5. Building with MinGW g++ and with Visual C++.
One way to include that text as a resource in the executable is to use a general resource script:
resources.rc
#include <windows.h>
1 RT_MANIFEST "resources/application-manifest.xml"
Here the 1
is the resource id, and the RT_MANIFEST
is the resource type (as I recall from years ago RT_MANIFEST
is defined as small integer, probably just 1).
With the MinGW GNU tools this script is compiled by windres
into an apparently ordinary object file, which is just linked with the main program object file:
[G:\code\minimal_gui\binaries]
> set CFG=-std=c++17 -Wall -pedantic-errors
[G:\code\minimal_gui\binaries]
> g++ %CFG% ..\minimal.cpp -c -o minimal.o
[G:\code\minimal_gui\binaries]
> windres ..\resources.rc -o resources.o
[G:\code\minimal_gui\binaries]
> g++ minimal.o resources.o -mwindows
Here the -mwindows
option specifies the GUI subsystem for the executable, so that Windows doesn’t pop up a console window when one runs the program from Windows Explorer.
With Microsoft’s tools the script is compiled by rc
into a special binary resource format in a .res
file, which is just linked with the main program object file. Options can be passed to the compiler cl.exe
via the environment variable CL
, and to the linker link.exe
via the environment variable LINK
. Using an obscure linker option is unfortunately necessary for building a GUI subsystem executable with a standard C++ main
function with this toolchain:
[G:\code\minimal_gui\binaries]
> set CL=^
More? /nologo ^
More? /utf-8 /EHsc /GR /FI"iso646.h" /std:c++17 /Zc:__cplusplus /W4 ^
More? /wd4459 /D _CRT_SECURE_NO_WARNINGS /D _STL_SECURE_NO_WARNINGS
[G:\code\minimal_gui\binaries]
> cl ..\minimal.cpp /c
minimal.cpp
[G:\code\minimal_gui\binaries]
> rc /nologo /fo resources.res ..\resources.rc
[G:\code\minimal_gui\binaries]
> set LINK=/entry:mainCRTStartup
[G:\code\minimal_gui\binaries]
> link /nologo minimal.obj resources.res user32.lib /subsystem:windows /out:b.exe
Microsoft now also has special tools (or maybe a special tool) to handle application manifests, but I haven’t used that.
Excellent article. The one thing I would add is the support for UTF-8 font charset, so GDI can be used with UTF-8 strings. You can see my article about it.
How do I build this minimal project in visual studio.
Not working for me because
Building minimal.cpp in visual studio, visual studio automagically and invisibly includes its windows.h before your wrapper.

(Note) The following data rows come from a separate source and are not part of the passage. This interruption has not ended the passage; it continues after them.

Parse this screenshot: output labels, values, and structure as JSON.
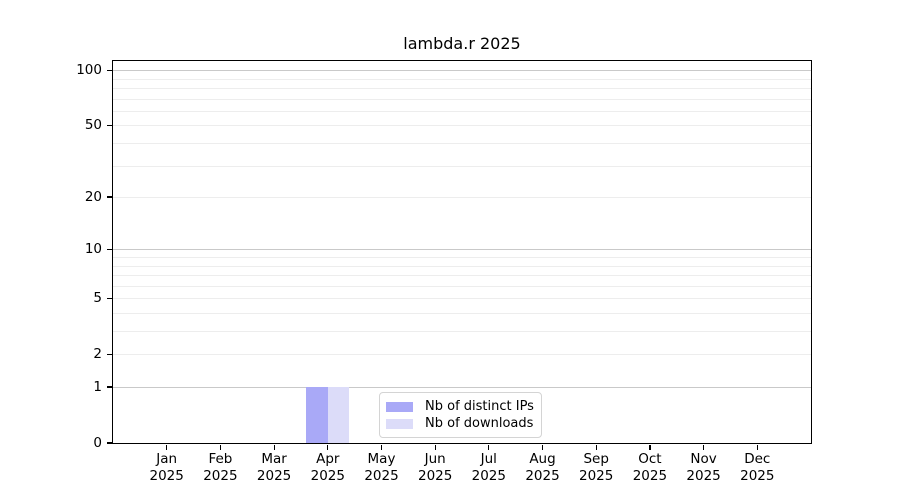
{
  "chart_data": {
    "type": "bar",
    "title": "lambda.r 2025",
    "categories": [
      "Jan",
      "Feb",
      "Mar",
      "Apr",
      "May",
      "Jun",
      "Jul",
      "Aug",
      "Sep",
      "Oct",
      "Nov",
      "Dec"
    ],
    "x_tick_sublabel": "2025",
    "series": [
      {
        "name": "Nb of distinct IPs",
        "color": "#a9a9f7",
        "values": [
          0,
          0,
          0,
          1,
          0,
          0,
          0,
          0,
          0,
          0,
          0,
          0
        ]
      },
      {
        "name": "Nb of downloads",
        "color": "#dcdcf9",
        "values": [
          0,
          0,
          0,
          1,
          0,
          0,
          0,
          0,
          0,
          0,
          0,
          0
        ]
      }
    ],
    "y_axis": {
      "scale": "log1p",
      "tick_values": [
        0,
        1,
        2,
        5,
        10,
        20,
        50,
        100
      ],
      "major_gridlines": [
        1,
        10,
        100
      ],
      "minor_gridlines": [
        2,
        3,
        4,
        5,
        6,
        7,
        8,
        9,
        20,
        30,
        40,
        50,
        60,
        70,
        80,
        90
      ],
      "ylim": [
        0,
        112
      ]
    },
    "legend_position": "bottom-center",
    "grid": "horizontal"
  },
  "colors": {
    "bar_distinct_ips": "#a9a9f7",
    "bar_downloads": "#dcdcf9",
    "major_grid": "#c9c9c9",
    "minor_grid": "#ededed",
    "axis_border": "#000000",
    "legend_border": "#d4d4d4"
  }
}
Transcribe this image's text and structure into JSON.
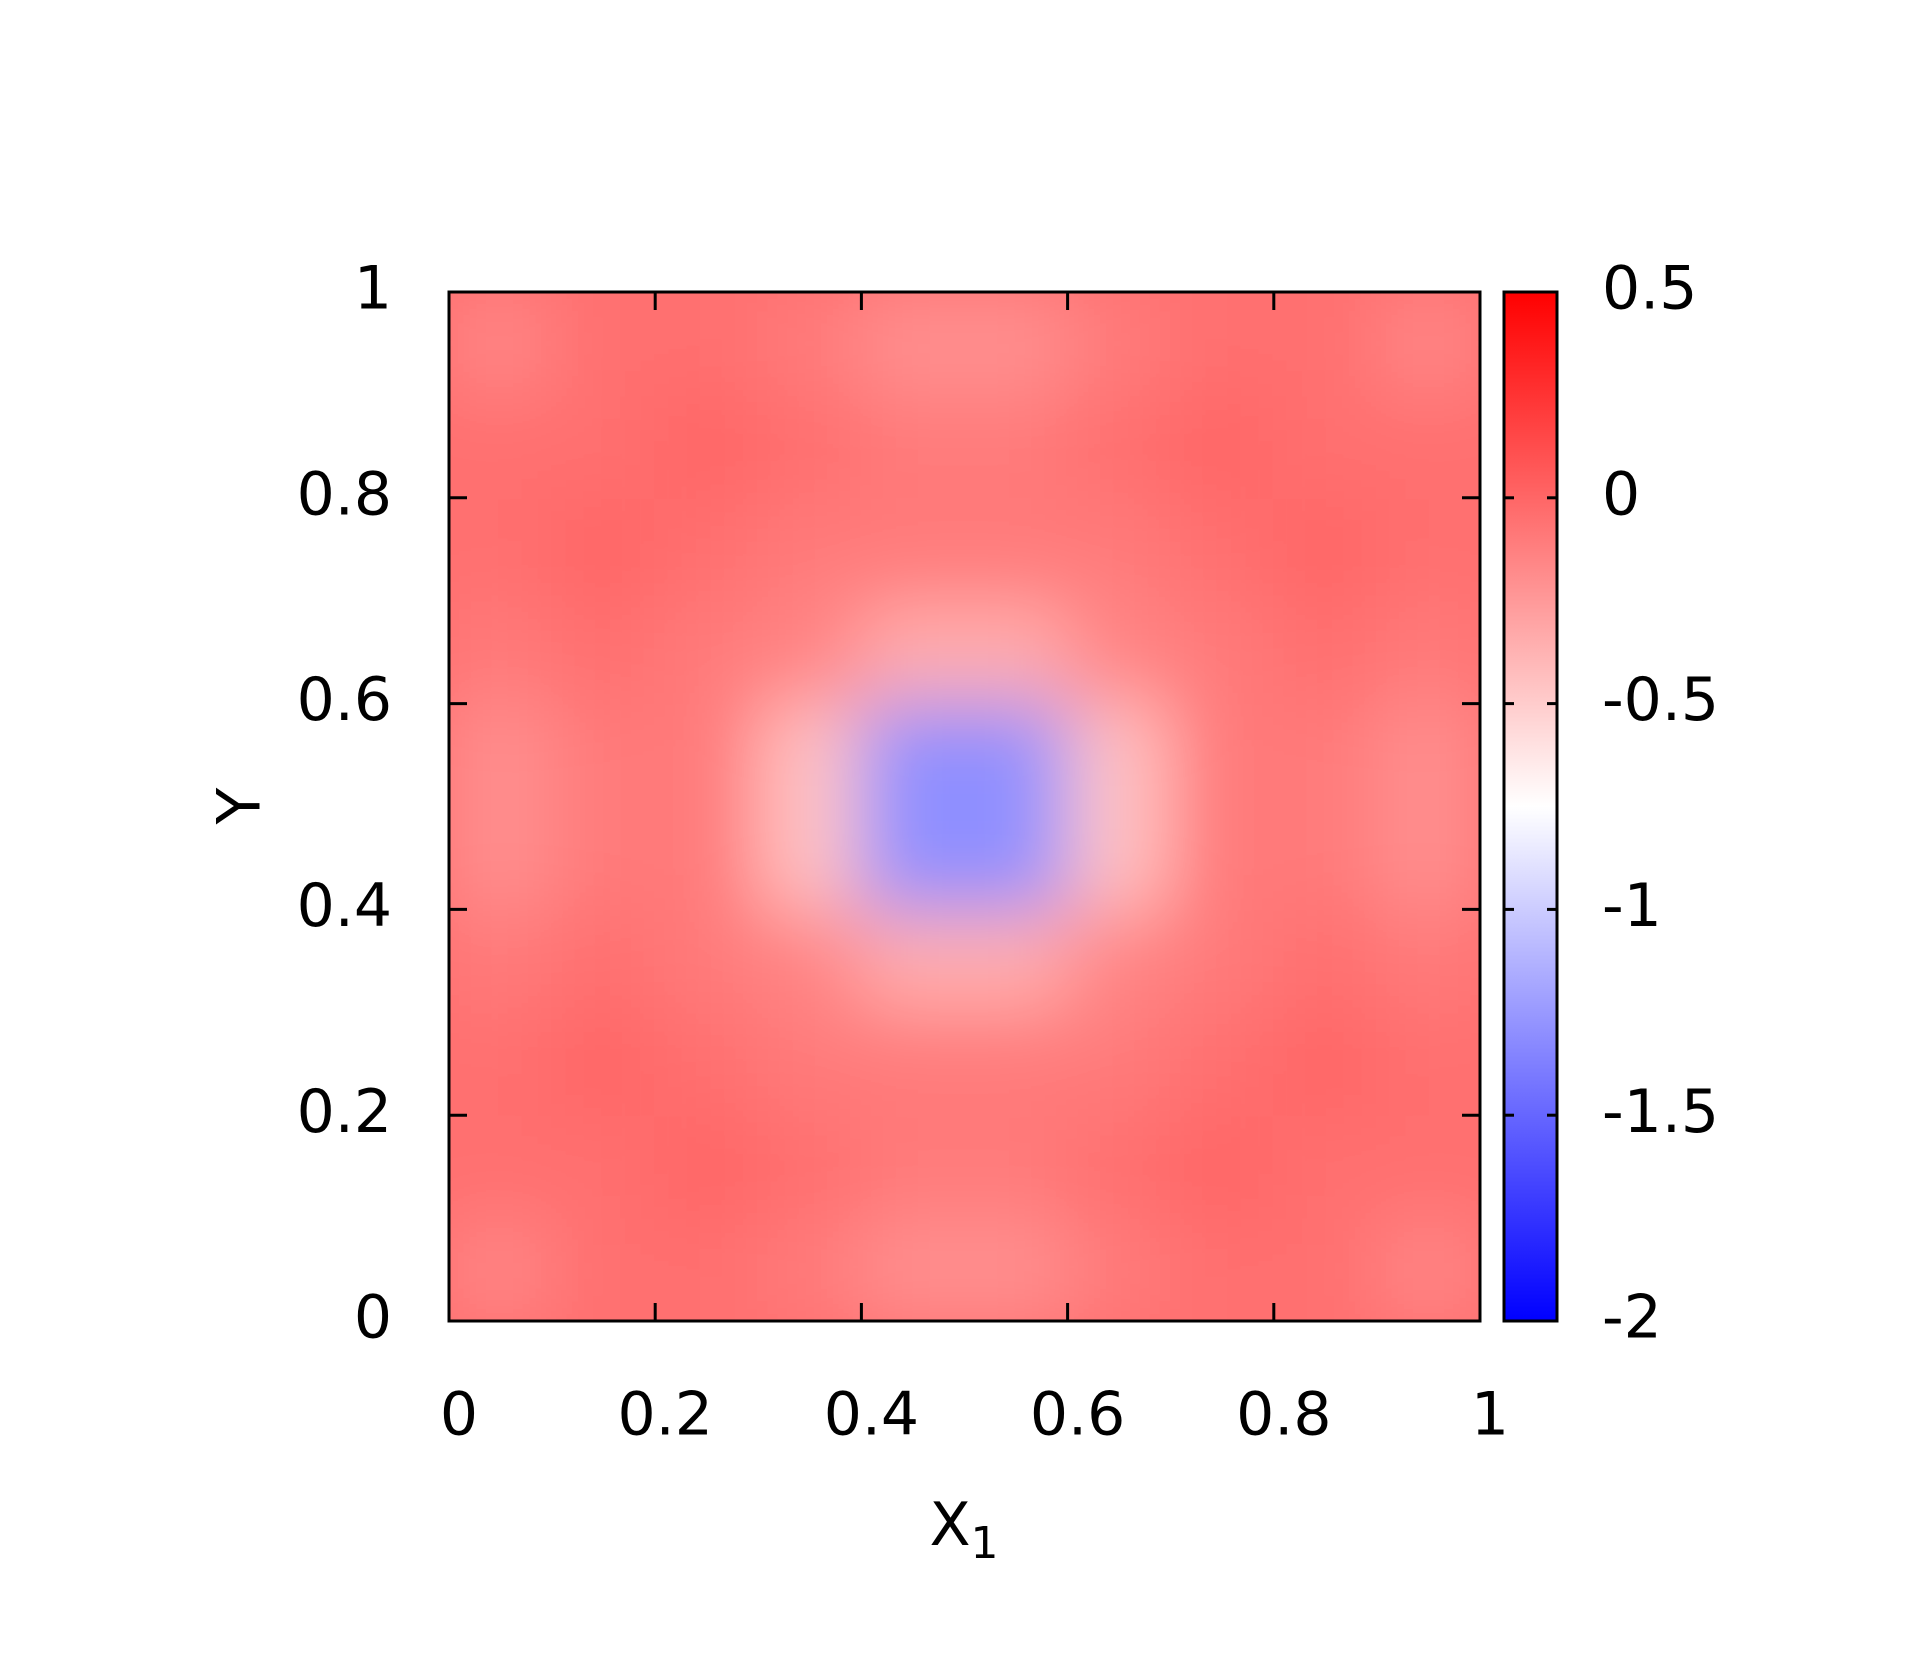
{
  "chart_data": {
    "type": "heatmap",
    "xlabel": {
      "text": "X",
      "subscript": "1"
    },
    "ylabel": "Y",
    "x": [
      0.05,
      0.15,
      0.25,
      0.35,
      0.45,
      0.55,
      0.65,
      0.75,
      0.85,
      0.95
    ],
    "y": [
      0.05,
      0.15,
      0.25,
      0.35,
      0.45,
      0.55,
      0.65,
      0.75,
      0.85,
      0.95
    ],
    "z": [
      [
        -0.15,
        -0.05,
        -0.05,
        -0.1,
        -0.2,
        -0.2,
        -0.1,
        -0.05,
        -0.05,
        -0.15
      ],
      [
        -0.05,
        -0.05,
        0,
        -0.05,
        -0.1,
        -0.1,
        -0.05,
        0,
        -0.05,
        -0.05
      ],
      [
        -0.05,
        0,
        -0.05,
        -0.1,
        -0.1,
        -0.1,
        -0.1,
        -0.05,
        0,
        -0.05
      ],
      [
        -0.1,
        -0.05,
        -0.1,
        -0.15,
        -0.35,
        -0.35,
        -0.15,
        -0.1,
        -0.05,
        -0.1
      ],
      [
        -0.2,
        -0.1,
        -0.1,
        -0.45,
        -1.3,
        -1.3,
        -0.45,
        -0.1,
        -0.1,
        -0.2
      ],
      [
        -0.2,
        -0.1,
        -0.1,
        -0.45,
        -1.3,
        -1.3,
        -0.45,
        -0.1,
        -0.1,
        -0.2
      ],
      [
        -0.1,
        -0.05,
        -0.1,
        -0.15,
        -0.35,
        -0.35,
        -0.15,
        -0.1,
        -0.05,
        -0.1
      ],
      [
        -0.05,
        0,
        -0.05,
        -0.1,
        -0.1,
        -0.1,
        -0.1,
        -0.05,
        0,
        -0.05
      ],
      [
        -0.05,
        -0.05,
        0,
        -0.05,
        -0.1,
        -0.1,
        -0.05,
        0,
        -0.05,
        -0.05
      ],
      [
        -0.15,
        -0.05,
        -0.05,
        -0.1,
        -0.2,
        -0.2,
        -0.1,
        -0.05,
        -0.05,
        -0.15
      ]
    ],
    "xlim": [
      0,
      1
    ],
    "ylim": [
      0,
      1
    ],
    "xticks": [
      0,
      0.2,
      0.4,
      0.6,
      0.8,
      1
    ],
    "yticks": [
      0,
      0.2,
      0.4,
      0.6,
      0.8,
      1
    ],
    "zlim": [
      -2,
      0.5
    ],
    "zticks": [
      -2,
      -1.5,
      -1,
      -0.5,
      0,
      0.5
    ],
    "colormap": [
      "#0000ff",
      "#ffffff",
      "#ff0000"
    ]
  }
}
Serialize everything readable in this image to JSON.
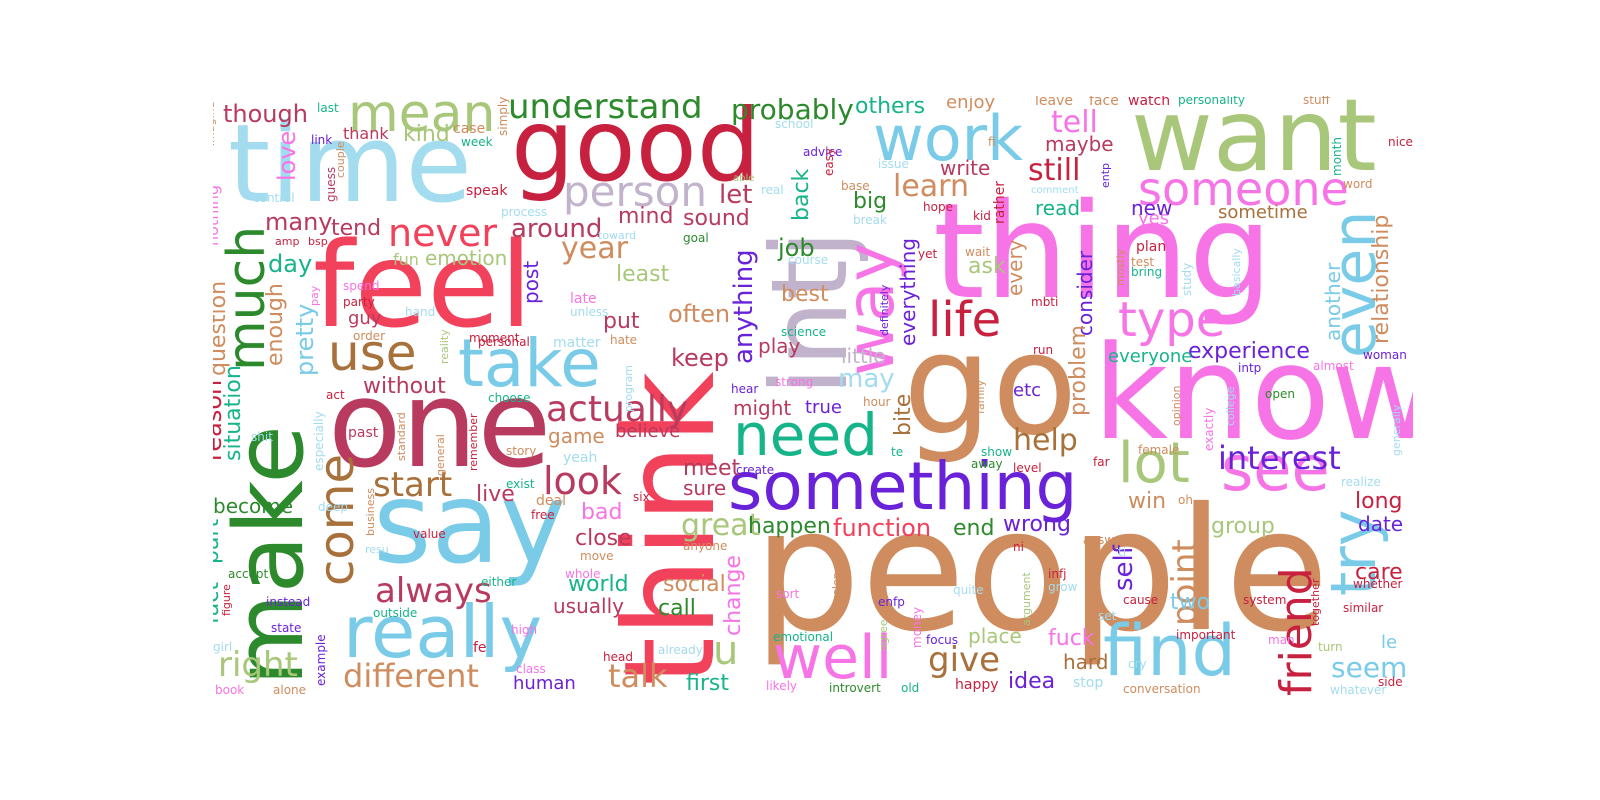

1>H:\utf8\header-wrappers\winapi\windows-h.hpp(25,1): fatal error C1189: #error: “Inconsistent encoding options, both UNICODE (UTF-16) and UTF8_WINAPI (UTF-8).”
How do I make your wrapper wrap windows.h?
How do I build this in visual studio? I have to set something somewhere so that it does not invisibly and automagically include windows.h on the include path for me.
I have to create a *.sln file that has the right properties, but I when I create an *.sln file using “create empty project” windows.h just somehow gets invisibly included first.